Agriculture is one of the dirtiest industries in the world.  In the mid-1970s, western Nebraska's water was so contaminated with nitrogen from irrigation fertilizers that the EPA was faced with the the decision to cut back industry's productivity or poison children.  The government chose the poison and the allowed levels of nitrogen was raised to ten times the previous limit.  Exceeding the previous limit was known to cause brain damage in small children and likely would cause unknown/unstudied harm to adults.  So, over the last 30 years, just this one source of vicious pollution has been doing a job on the IQ of country folks.  There is no shortage of harmful pollutants in the rural environment.  Cities often dump their really toxic waste in the country, under the assumption that what the hicks don't know won't hurt them.  Which is another reason why the smart kids get out of the country as quickly as possible.  If they don't, they won't be smart or healthy for long. 

Small towns have been down-breeding since the beginning of the Industrial Revolution, but the last 40 years have been incredibly hard on village IQs.  For a few short moments, in the 1990s, telecommuting looked like the answer to the shrinking gene pool.  When technical folks found that they could live anywhere and get their job done, small towns experienced a short revival in their quality of resident.  It didn't last.  The economy went bust and many telecommuters became tele-unemployed.  When they did find jobs, they had to move back to the office and the city.  When they didn't, it was because they were over-employed and under-skilled and that meant that they were the same kind of folks who were already living in the outback.  Of course, many of the technical types discovered that rural existence is less than Mayberry-like long before the economy died.  They discovered the pollution, the corruption, and the ignorance and learned that these faults are something the locals actively designed into rural life. 
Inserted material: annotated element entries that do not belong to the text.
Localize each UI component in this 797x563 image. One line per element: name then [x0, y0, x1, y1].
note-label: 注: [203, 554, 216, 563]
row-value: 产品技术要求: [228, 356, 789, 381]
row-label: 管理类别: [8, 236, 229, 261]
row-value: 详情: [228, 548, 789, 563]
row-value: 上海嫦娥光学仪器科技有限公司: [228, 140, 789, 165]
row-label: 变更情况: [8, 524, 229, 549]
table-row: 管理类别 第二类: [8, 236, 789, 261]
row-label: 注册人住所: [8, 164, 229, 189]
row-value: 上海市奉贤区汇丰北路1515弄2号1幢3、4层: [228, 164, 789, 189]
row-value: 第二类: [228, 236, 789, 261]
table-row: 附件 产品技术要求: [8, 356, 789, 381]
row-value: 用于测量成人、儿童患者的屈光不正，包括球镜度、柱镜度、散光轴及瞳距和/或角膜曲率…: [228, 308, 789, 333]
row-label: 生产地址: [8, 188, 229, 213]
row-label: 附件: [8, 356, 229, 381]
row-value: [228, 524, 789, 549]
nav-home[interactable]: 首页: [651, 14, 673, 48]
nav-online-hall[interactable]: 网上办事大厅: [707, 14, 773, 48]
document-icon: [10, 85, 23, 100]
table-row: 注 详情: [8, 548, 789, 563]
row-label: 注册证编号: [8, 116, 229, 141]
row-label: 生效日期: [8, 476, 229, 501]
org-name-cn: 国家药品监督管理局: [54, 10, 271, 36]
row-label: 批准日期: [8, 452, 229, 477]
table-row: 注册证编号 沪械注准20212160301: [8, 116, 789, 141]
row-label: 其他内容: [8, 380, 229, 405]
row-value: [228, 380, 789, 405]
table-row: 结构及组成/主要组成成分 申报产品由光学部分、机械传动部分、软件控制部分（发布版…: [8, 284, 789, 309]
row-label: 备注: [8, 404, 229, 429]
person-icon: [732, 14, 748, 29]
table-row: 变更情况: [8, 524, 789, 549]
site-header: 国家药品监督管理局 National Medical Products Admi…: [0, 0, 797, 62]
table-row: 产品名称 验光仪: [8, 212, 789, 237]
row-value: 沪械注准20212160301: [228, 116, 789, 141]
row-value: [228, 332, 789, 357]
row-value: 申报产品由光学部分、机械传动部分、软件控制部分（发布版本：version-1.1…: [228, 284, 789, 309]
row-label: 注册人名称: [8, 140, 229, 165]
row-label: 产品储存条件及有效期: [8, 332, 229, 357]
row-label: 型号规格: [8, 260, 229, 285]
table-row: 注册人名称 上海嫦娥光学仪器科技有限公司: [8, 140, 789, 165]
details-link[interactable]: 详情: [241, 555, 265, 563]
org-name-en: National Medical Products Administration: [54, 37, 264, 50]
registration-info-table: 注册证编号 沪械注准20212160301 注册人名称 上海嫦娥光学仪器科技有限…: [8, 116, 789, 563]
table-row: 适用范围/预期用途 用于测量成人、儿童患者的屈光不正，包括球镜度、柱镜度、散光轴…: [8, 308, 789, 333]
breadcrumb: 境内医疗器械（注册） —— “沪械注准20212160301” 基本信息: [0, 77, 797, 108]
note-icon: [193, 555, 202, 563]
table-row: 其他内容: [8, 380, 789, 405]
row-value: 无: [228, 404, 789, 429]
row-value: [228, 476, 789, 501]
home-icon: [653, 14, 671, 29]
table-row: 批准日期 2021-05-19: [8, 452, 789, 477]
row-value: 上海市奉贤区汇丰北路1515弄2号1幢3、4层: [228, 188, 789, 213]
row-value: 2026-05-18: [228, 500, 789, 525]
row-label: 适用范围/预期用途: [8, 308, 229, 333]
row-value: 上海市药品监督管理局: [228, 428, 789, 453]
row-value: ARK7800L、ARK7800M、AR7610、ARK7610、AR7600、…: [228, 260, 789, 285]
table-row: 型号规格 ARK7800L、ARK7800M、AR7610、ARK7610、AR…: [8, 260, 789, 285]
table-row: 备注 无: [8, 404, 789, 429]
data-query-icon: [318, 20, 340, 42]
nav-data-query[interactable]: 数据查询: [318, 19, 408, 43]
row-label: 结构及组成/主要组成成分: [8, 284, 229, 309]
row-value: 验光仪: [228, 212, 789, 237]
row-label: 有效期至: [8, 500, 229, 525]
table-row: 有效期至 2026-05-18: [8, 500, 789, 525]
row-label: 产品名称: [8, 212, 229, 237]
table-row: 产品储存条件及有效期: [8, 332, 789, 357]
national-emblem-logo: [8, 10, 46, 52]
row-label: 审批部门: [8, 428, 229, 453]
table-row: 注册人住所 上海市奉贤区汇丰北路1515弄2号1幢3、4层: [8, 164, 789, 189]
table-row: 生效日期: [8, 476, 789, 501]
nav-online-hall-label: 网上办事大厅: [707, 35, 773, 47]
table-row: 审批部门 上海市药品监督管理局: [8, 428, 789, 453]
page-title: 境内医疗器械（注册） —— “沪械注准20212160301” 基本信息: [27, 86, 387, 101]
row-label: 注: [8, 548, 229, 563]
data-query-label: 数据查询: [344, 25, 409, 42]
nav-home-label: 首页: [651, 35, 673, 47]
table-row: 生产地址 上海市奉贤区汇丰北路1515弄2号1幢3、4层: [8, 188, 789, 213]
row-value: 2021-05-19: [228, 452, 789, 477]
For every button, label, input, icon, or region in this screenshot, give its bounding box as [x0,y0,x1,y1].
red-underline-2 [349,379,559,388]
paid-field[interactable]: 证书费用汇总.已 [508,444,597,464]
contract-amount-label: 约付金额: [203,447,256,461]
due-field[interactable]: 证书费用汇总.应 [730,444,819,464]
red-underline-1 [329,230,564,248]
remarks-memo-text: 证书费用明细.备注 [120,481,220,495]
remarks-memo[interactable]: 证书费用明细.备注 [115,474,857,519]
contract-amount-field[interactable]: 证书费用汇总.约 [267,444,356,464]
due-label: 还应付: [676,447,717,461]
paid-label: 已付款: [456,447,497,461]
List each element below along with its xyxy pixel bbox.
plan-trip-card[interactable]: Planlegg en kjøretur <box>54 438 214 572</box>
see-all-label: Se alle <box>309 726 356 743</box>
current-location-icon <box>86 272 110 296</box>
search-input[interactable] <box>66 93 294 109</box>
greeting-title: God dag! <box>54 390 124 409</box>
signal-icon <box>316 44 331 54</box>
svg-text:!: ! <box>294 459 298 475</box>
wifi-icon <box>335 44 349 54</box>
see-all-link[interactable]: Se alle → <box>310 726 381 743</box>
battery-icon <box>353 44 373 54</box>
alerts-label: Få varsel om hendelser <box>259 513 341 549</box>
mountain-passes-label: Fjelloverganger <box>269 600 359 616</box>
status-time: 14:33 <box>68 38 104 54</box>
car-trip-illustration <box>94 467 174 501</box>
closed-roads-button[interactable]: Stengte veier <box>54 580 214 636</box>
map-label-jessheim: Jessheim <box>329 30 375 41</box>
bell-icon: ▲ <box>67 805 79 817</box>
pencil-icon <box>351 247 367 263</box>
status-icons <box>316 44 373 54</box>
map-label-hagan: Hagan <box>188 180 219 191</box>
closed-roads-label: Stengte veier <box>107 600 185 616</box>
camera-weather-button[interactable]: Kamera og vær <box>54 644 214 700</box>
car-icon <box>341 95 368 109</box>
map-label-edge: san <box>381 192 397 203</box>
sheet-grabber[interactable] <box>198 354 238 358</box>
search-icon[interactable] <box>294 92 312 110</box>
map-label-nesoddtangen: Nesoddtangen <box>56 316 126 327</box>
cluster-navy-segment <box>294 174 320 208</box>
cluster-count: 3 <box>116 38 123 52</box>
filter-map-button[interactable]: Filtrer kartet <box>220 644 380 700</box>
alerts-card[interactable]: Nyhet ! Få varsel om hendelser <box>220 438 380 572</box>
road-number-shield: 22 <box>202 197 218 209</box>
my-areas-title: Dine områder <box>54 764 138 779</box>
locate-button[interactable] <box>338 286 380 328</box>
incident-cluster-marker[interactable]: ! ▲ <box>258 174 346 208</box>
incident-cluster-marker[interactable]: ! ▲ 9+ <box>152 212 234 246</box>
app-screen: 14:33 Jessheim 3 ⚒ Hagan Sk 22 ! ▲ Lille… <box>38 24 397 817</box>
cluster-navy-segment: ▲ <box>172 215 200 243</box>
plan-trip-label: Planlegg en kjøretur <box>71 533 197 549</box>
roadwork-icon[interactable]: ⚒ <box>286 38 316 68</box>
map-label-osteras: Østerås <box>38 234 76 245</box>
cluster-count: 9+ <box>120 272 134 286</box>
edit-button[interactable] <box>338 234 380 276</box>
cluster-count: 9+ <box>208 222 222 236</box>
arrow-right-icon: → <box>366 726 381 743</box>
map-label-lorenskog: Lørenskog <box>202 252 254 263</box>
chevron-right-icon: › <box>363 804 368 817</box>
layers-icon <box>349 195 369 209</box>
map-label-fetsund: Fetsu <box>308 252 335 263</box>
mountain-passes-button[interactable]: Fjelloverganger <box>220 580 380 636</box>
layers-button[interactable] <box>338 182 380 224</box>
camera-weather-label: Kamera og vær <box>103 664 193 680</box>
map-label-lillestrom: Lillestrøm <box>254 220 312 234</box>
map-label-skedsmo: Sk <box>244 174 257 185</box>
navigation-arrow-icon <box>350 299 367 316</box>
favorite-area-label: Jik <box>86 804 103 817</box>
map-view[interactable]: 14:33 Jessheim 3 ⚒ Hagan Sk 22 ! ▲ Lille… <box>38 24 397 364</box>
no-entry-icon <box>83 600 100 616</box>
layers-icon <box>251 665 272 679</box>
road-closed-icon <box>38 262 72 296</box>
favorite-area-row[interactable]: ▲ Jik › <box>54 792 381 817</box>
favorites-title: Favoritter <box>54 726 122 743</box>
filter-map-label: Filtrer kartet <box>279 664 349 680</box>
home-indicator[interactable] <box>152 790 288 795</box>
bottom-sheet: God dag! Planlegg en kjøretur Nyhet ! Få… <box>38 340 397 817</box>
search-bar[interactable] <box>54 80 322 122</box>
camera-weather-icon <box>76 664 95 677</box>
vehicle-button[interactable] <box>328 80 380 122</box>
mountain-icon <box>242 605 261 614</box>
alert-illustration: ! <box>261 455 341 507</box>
The rural economy is so bad that they've been exporting dumb-asses to the city for decades.  Now, we have huge populations of inbred hillbillies  surrounding urban areas, sticking the cities with the foolishness they've imported from the boondocks.  Those areas are politely called suburbs, but the citizens would be more accurately called "urban hicks."  They've brought the rural desire to pretend to independence while relying on state and federal handouts for survival.  They've brought their provincial dependence on superstition and religion to urban government.  Worst of all, they've continued their breeding practices which means that the stupid are having large families while intelligent citizens are having small families or avoiding reproduction altogether. 

As if the degeneration of the species wasn't progressing fast enough, our immigration policies have been slanted toward increasing the importation of rural fools from all over the world.  With a recession well into its fifth year and real unemployment heading toward the 1980s levels, you'd think that immigration might become a little more selective.  You'd be disappointed.  We're importing the world's menial laborers in record numbers.  The one thing the Republicrats need most of all is a stupid electorate.  The Heartland is doing its part to supply all the fools necessary to satisfy this demand.